Vor nunmehr rund einem Jahr fiel die Entscheidung im Rahmen des Bürgerentscheids: Mit dem Bau der Zentralklinik in Georgsheil werden die drei Klinikstandorte in Aurich, Emden und Norden zu einer gemeinsamen Klinik zusammengefasst. Die Trägergesellschaft Kliniken Aurich-Emden-Norden hat daraufhin die nach dem ersten Bürgerentscheid 2017 gestoppten Planungen wieder aufgenommen und jetzt einen ersten wesentlichen Meilenstein für dieses Projekt erreicht: Das Grundstück, auf dem die Zentralklinik entstehen soll, ist gesichert, der europaweite Architektenwettbewerb gestartet.

Baufeld

Uthwerdumer Straße / B72

Die Bundesstraße 72 liegt im Süden, die Uthwerdumer Straße im Westen - in diesem Winkel wird in den nächsten Jahren die Zentralklinik Georgsheil geplant, die entsprechenden Grundstücksverträge auf einer insgesamt rund 37 Hektar großen Fläche sind unterzeichnet. Damit ist ein erster Meilenstein für die Umsetzung des gemeinsamen Zukunftsprojektes der Stadt Emden und des Landkreises Aurich erreicht.
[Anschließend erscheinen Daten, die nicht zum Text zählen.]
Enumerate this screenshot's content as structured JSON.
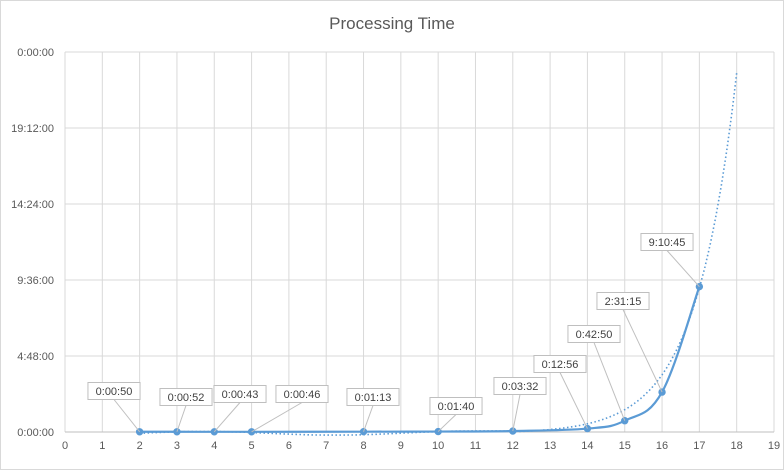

Im Spätherbst des vergangenen Jahres begannen die Grundstücksgespräche unter Federführung der Geschäftsführung der Trägergesellschaft und mit intensiver Unterstützung durch die Gemeinde Südbrookmerland mit den Eigentümern. Innerhalb weniger Monate wurde in diesen konstruktiven Gesprächen Einigkeit erzielt, so dass der eng gesteckte Zeitplan eingehalten werden konnte.

 

Erschließungsvarianten

Die Sicherung der Grundstücke war Voraussetzung für den europaweiten Architektenwettbewerb, an dessen Ende der konkrete Entwurf für das Zentralklinikum stehen wird. Zeitgleich werden die Planungen für die verkehrliche Erschließung des Klinikgeländes konkretisiert, verschiedene Varianten überprüft.

Favorisiertes Grundstück

Für die Auswahl des jetzt gesicherten Grundstücks wurden im Gebiet rund um Georgsheil fünf verschiedene Flächen auf ihre Tauglichkeit hin durch ein Fachbüro untersucht. Parameter waren vor allem neben der verkehrlichen Erschließbarkeit, Abstandsregelungen bezüglich des Immissionsschutzes (bspw. bei Klär- oder Windenergieanlagen) sowie landwirtschaftlichen Betrieben. Darüber hinaus spielte auch die Bodenbeschaff enheit eine Rolle bei der jetzt getroffenen Grundstücksauswahl.

Zeitplan

Zur Realisierung des Neubauprojekts Zentralklinik sind eine Reihe von Voraussetzungen notwendig, die in einem eng gesteckten Zeitfenster zu schaffen sind. Daher werden derzeit verschiedene Aufgabenfelder parallel bearbeitet. Gemeinsam mit dem Neubauprojektteam der Trägergesellschaft hat die Projektmanagementgesellschaft BOS aus Hannover unter Einbeziehung aller planungsrelevanten Institutionen, Gremien und Behörden die Aufgabe, diese vielfältigen Fragestellungen termingerecht einer Lösung zuzuführen. Stets im Fokus steht die Finanzierbarkeit des Projekts. Im Antrag an das Land Niedersachsen beläuft sich der Kostenrahmen derzeit auf 350 Millionen Euro. Eine weitere Detaillierung der Kosten erfolgt nach Abschluss des Architektenwettbewerbs und dem Abschluss der Entwurfsplanung.